La si trova di agnello, montone, manzo o pollo (ovviamente il maiale è bandito), spesso su spiedini, sottoforma di köfte (specie di polpettine), l’onnipresente kebab (“carne alla griglia”, la cui radice araba è la stessa del ćevap balkanico). Le varianti sono lo şiş kebab (spiedini di pezzi di carne), il döner kebab (rotante), che siamo abituati a vedere anche in Italia (in un blocco verticale che gira cotto lentamente, chiamato in alcuni paesi anche shawarma). Tutte vengono serviti con pomodori, cipolla e verdura, talvolta sottaceti.
Gli spiedini sono talvolta infarciti anche con melanzane (patlıcan, molto presenti in questo viaggio, e personalmente ne sono molto contento) ed altre verdure.
Nel ristorantino citato possiamo immaginare quello che ci aspetta nei prossimi giorni. In una giornata calda come questa ci vorrebbe proprio una bella birra fresca, che però dal menu non risulta.
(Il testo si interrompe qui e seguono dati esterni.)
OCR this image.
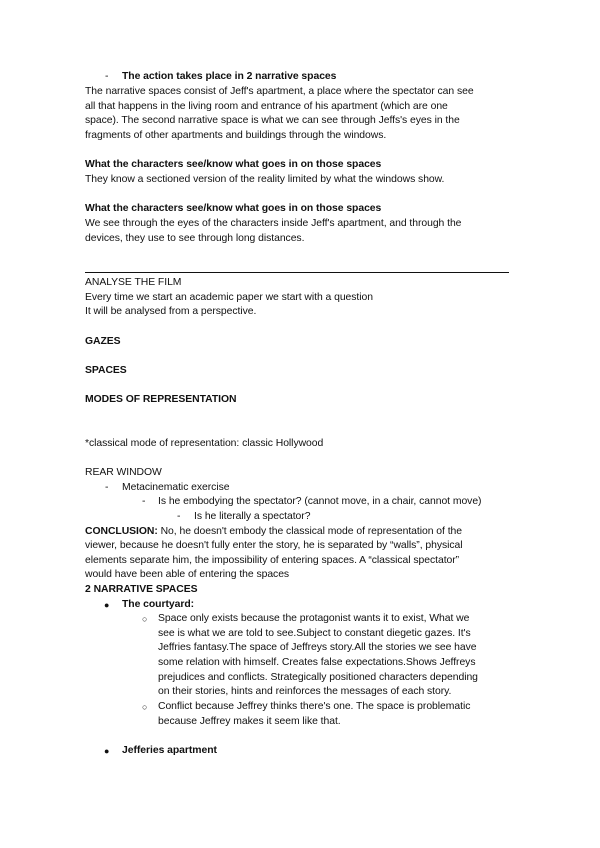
- The action takes place in 2 narrative spaces
The narrative spaces consist of Jeff's apartment, a place where the spectator can see
all that happens in the living room and entrance of his apartment (which are one
space). The second narrative space is what we can see through Jeffs's eyes in the
fragments of other apartments and buildings through the windows.
What the characters see/know what goes in on those spaces
They know a sectioned version of the reality limited by what the windows show.
What the characters see/know what goes in on those spaces
We see through the eyes of the characters inside Jeff's apartment, and through the
devices, they use to see through long distances.
ANALYSE THE FILM
Every time we start an academic paper we start with a question
It will be analysed from a perspective.
GAZES
SPACES
MODES OF REPRESENTATION
*classical mode of representation: classic Hollywood
REAR WINDOW
- Metacinematic exercise
- Is he embodying the spectator? (cannot move, in a chair, cannot move)
- Is he literally a spectator?
CONCLUSION: No, he doesn't embody the classical mode of representation of the
viewer, because he doesn't fully enter the story, he is separated by “walls”, physical
elements separate him, the impossibility of entering spaces. A “classical spectator”
would have been able of entering the spaces
2 NARRATIVE SPACES
● The courtyard:
○ Space only exists because the protagonist wants it to exist, What we
see is what we are told to see.Subject to constant diegetic gazes. It's
Jeffries fantasy.The space of Jeffreys story.All the stories we see have
some relation with himself. Creates false expectations.Shows Jeffreys
prejudices and conflicts. Strategically positioned characters depending
on their stories, hints and reinforces the messages of each story.
○ Conflict because Jeffrey thinks there's one. The space is problematic
because Jeffrey makes it seem like that.
● Jefferies apartment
Quando la chiediamo al cameriere, ci spiega che se ci spostiamo in un tavolino all’interno la potremo avere: ci viene servita senza lasciarci la lattina, coperta con un tovagliolo di carta per non far vedere ad eventuali passanti di cosa si tratta.
Niente di nuovo, già mi è capitato in vari paesi musulmani più o meno rigidi, anzi in questo senso la Turchia non è tra i peggiori.
Abituati nei Balkani in cui le prelibatezze contenenti alcool in varie percentuali scandiscono i ritmi della giornata, qui ci siamo ritrovati su altri schemi di gioco. Se qualcuno dei nostri amici fosse preoccupato per la nostra situazione alcoolica, possiamo rassicurarli, visto che non stiamo bevendo quasi niente.
A tavola acqua o ayran, bevanda con yoghurt, acqua e sale che si usa per accompagnare la carne e che in Pakistan avevo bevuto in quantità industriale con il nome di lassi.
Tantissimo tè. Poi la frutta che qui è prelibata e viene venduta anche da bancarelle semoventi in giro per la città.
Per caso abbiamo trovato un piccolo locale ad angolo in cui proponevano stupendi frullati, in una mezzoretta ne abbiamo scolati 13 (in quattro).
Solo ogni tanto scappa una birra per sbaglio.
Anzi, dopo aver trovato un bar con dei tavolini con la bellissima vista sul Bosforo, in quel momento molto agitato, ci siamo dovuti accontentare di una limonata.
In Friuli si dice che qualcuno è «in Ramadan» quando si prende una pausa dopo un periodo particolarmente alcolico: ecco, noi siamo in Ramadan aspettando quello che inevitabilmente ci attende in Georgia. Vabbè, per i lunghi trasferimenti portiamo sempre con noi una specie di talismano, la šljiva serba della famiglia Aksentijević [si veda la storia].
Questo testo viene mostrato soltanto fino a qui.